Ar-Men d’Emmanuel Lepage
La Mer est calme, féroce, solitude, envahissement, bleue, verte, or, noire. Elle a ce pouvoir étrange, la mer, de fasciner ceux qui la naviguent, la côtoient, l’habitent, la méditent. Elle est peut-être par excellence l’expérience ultime de la force des éléments rencontrée sur Terre, de la Nature pleinement sauvage, de la supériorité du fort sur le faible, pleinement contrainte pesant sur l’Homme et rappel du “rien” humain. Victor Hugo n’en traite pas autrement dans ses Travailleurs de la mer. Ar-Men d’Emmanuel Lepage nous en offre une nouvelle illustration.
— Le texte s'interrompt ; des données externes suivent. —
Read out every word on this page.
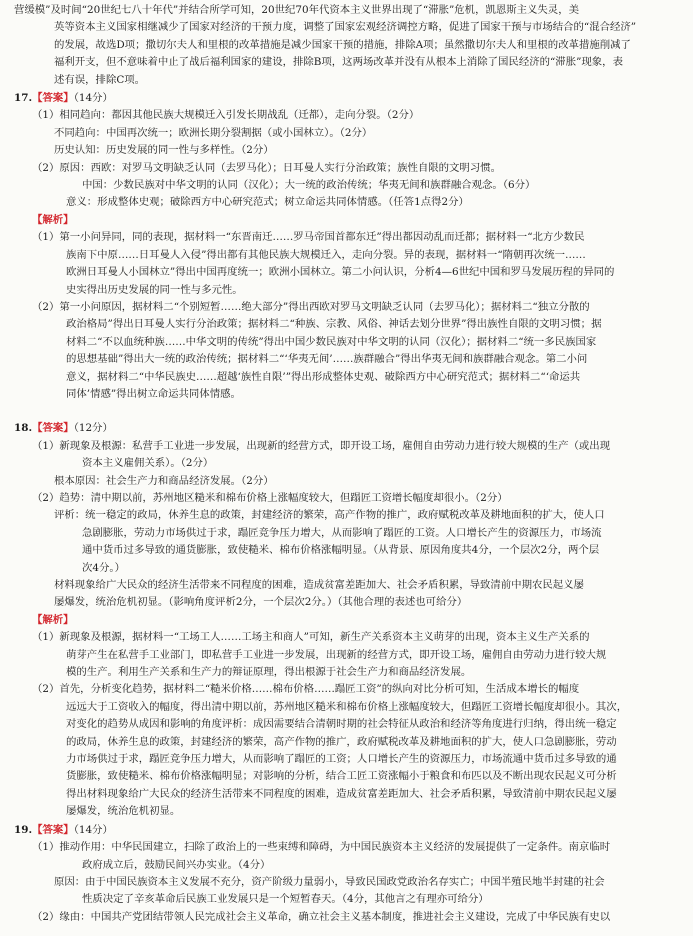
营缓模”及时间“20世纪七八十年代”并结合所学可知，20世纪70年代资本主义世界出现了“滞胀”危机，凯恩斯主义失灵，美

英等资本主义国家相继减少了国家对经济的干预力度，调整了国家宏观经济调控方略，促进了国家干预与市场结合的“混合经济”

的发展，故选D项；撒切尔夫人和里根的改革措施是减少国家干预的措施，排除A项；虽然撒切尔夫人和里根的改革措施削减了

福利开支，但不意味着中止了战后福利国家的建设，排除B项，这两场改革并没有从根本上消除了国民经济的“滞胀”现象，表

述有误，排除C项。

17.【答案】（14分）

（1）相同趋向：都因其他民族大规模迁入引发长期战乱（迁都），走向分裂。（2分）

不同趋向：中国再次统一；欧洲长期分裂割据（或小国林立）。（2分）

历史认知：历史发展的同一性与多样性。（2分）

（2）原因：西欧：对罗马文明缺乏认同（去罗马化）；日耳曼人实行分治政策；族性自限的文明习惯。

中国：少数民族对中华文明的认同（汉化）；大一统的政治传统；华夷无间和族群融合观念。（6分）

意义：形成整体史观；破除西方中心研究范式；树立命运共同体情感。（任答1点得2分）

【解析】

（1）第一小问异同，同的表现，据材料一“东晋南迁……罗马帝国首都东迁”得出都因动乱而迁都；据材料一“北方少数民

族南下中原……日耳曼人入侵”得出都有其他民族大规模迁入，走向分裂。异的表现，据材料一“隋朝再次统一……

欧洲日耳曼人小国林立”得出中国再度统一；欧洲小国林立。第二小问认识，分析4—6世纪中国和罗马发展历程的异同的

史实得出历史发展的同一性与多元性。

（2）第一小问原因，据材料二“个别短暂……绝大部分”得出西欧对罗马文明缺乏认同（去罗马化）；据材料二“独立分散的

政治格局”得出日耳曼人实行分治政策；据材料二“种族、宗教、风俗、神话去划分世界”得出族性自限的文明习惯；据

材料二“不以血统种族……中华文明的传统”得出中国少数民族对中华文明的认同（汉化）；据材料二“统一多民族国家

的思想基础”得出大一统的政治传统；据材料二“‘华夷无间’……族群融合”得出华夷无间和族群融合观念。第二小问

意义，据材料二“中华民族史……超越‘族性自限’”得出形成整体史观、破除西方中心研究范式；据材料二“‘命运共

同体’情感”得出树立命运共同体情感。

18.【答案】（12分）

（1）新现象及根源：私营手工业进一步发展，出现新的经营方式，即开设工场，雇佣自由劳动力进行较大规模的生产（或出现

资本主义雇佣关系）。（2分）

根本原因：社会生产力和商品经济发展。（2分）

（2）趋势：清中期以前，苏州地区糙米和棉布价格上涨幅度较大，但蹋匠工资增长幅度却很小。（2分）

评析：统一稳定的政局，休养生息的政策，封建经济的繁荣，高产作物的推广，政府赋税改革及耕地面积的扩大，使人口

急剧膨胀，劳动力市场供过于求，蹋匠竞争压力增大，从而影响了蹋匠的工资。人口增长产生的资源压力，市场流

通中货币过多导致的通货膨胀，致使糙米、棉布价格涨幅明显。（从背景、原因角度共4分，一个层次2分，两个层

次4分。）

材料现象给广大民众的经济生活带来不同程度的困难，造成贫富差距加大、社会矛盾积累，导致清前中期农民起义屡

屡爆发，统治危机初显。（影响角度评析2分，一个层次2分。）（其他合理的表述也可给分）

【解析】

（1）新现象及根源，据材料一“工场工人……工场主和商人”可知，新生产关系资本主义萌芽的出现，资本主义生产关系的

萌芽产生在私营手工业部门，即私营手工业进一步发展，出现新的经营方式，即开设工场，雇佣自由劳动力进行较大规

模的生产。利用生产关系和生产力的辩证原理，得出根源于社会生产力和商品经济发展。

（2）首先，分析变化趋势，据材料二“糙米价格……棉布价格……蹋匠工资”的纵向对比分析可知，生活成本增长的幅度

远远大于工资收入的幅度，得出清中期以前，苏州地区糙米和棉布价格上涨幅度较大，但蹋匠工资增长幅度却很小。其次，

对变化的趋势从成因和影响的角度评析：成因需要结合清朝时期的社会特征从政治和经济等角度进行归纳，得出统一稳定

的政局，休养生息的政策，封建经济的繁荣，高产作物的推广，政府赋税改革及耕地面积的扩大，使人口急剧膨胀，劳动

力市场供过于求，蹋匠竞争压力增大，从而影响了蹋匠的工资；人口增长产生的资源压力，市场流通中货币过多导致的通

货膨胀，致使糙米、棉布价格涨幅明显；对影响的分析，结合工匠工资涨幅小于粮食和布匹以及不断出现农民起义可分析

得出材料现象给广大民众的经济生活带来不同程度的困难，造成贫富差距加大、社会矛盾积累，导致清前中期农民起义屡

屡爆发，统治危机初显。

19.【答案】（14分）

（1）推动作用：中华民国建立，扫除了政治上的一些束缚和障碍，为中国民族资本主义经济的发展提供了一定条件。南京临时

政府成立后，鼓励民间兴办实业。（4分）

原因：由于中国民族资本主义发展不充分，资产阶级力量弱小，导致民国政党政治名存实亡；中国半殖民地半封建的社会

性质决定了辛亥革命后民族工业发展只是一个短暂春天。（4分，其他言之有理亦可给分）

（2）缘由：中国共产党团结带领人民完成社会主义革命，确立社会主义基本制度，推进社会主义建设，完成了中华民族有史以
Ce volume unique dépeint la vie de Germain, et dans une moindre mesure de Louis, son camarade collègue, tous deux gardiens d’un phare, Ar-Men, situé au large de l’Île de Sein, à la pointe du Finistère, au lendemain de la Seconde Guerre Mondiale. Germain est un homme à sa place dans le phare. Il y vit isolé, dans sa tour, à éclairer les bateaux, sauver des vies en évitant les naufrages. Un jour, en grattant la chaux fatiguée des murs de son phare, il découvre écrit à même le mur le récit d’un précédent gardien, le premier, qui en fut aussi, jeune garçon, le premier volontaire à sa construction.
Le lecteur plonge alors dans l’histoire du phare, de cette conquête audacieuse sur la mer du génie humain au 19è siècle, en même temps qu’oeuvre de foi et de dévouement. S’entremêlent les parcours de vie et leurs fantômes, celui du précédent veilleur, celui de Germain, résistant embarqué en 1940 depuis l’île voisine pour Londres, celui de Germain et de sa fille adorée.
Le dessin est splendide. Il rend un incroyable hommage à la puissance des vagues, leur violence dans le choc de la rencontre avec la structure de pierres, le sifflement du vent, la portée du faisceau lumineux qui fend l’obscurité… tout y est splendide ! Mais la force de ce récit, c’est cette histoire à hauteur d’homme, désarmé devant le titanesque, image quasi Job-esque du passage dans la vie, d’une existence en quête de paix et de sens. Poignant.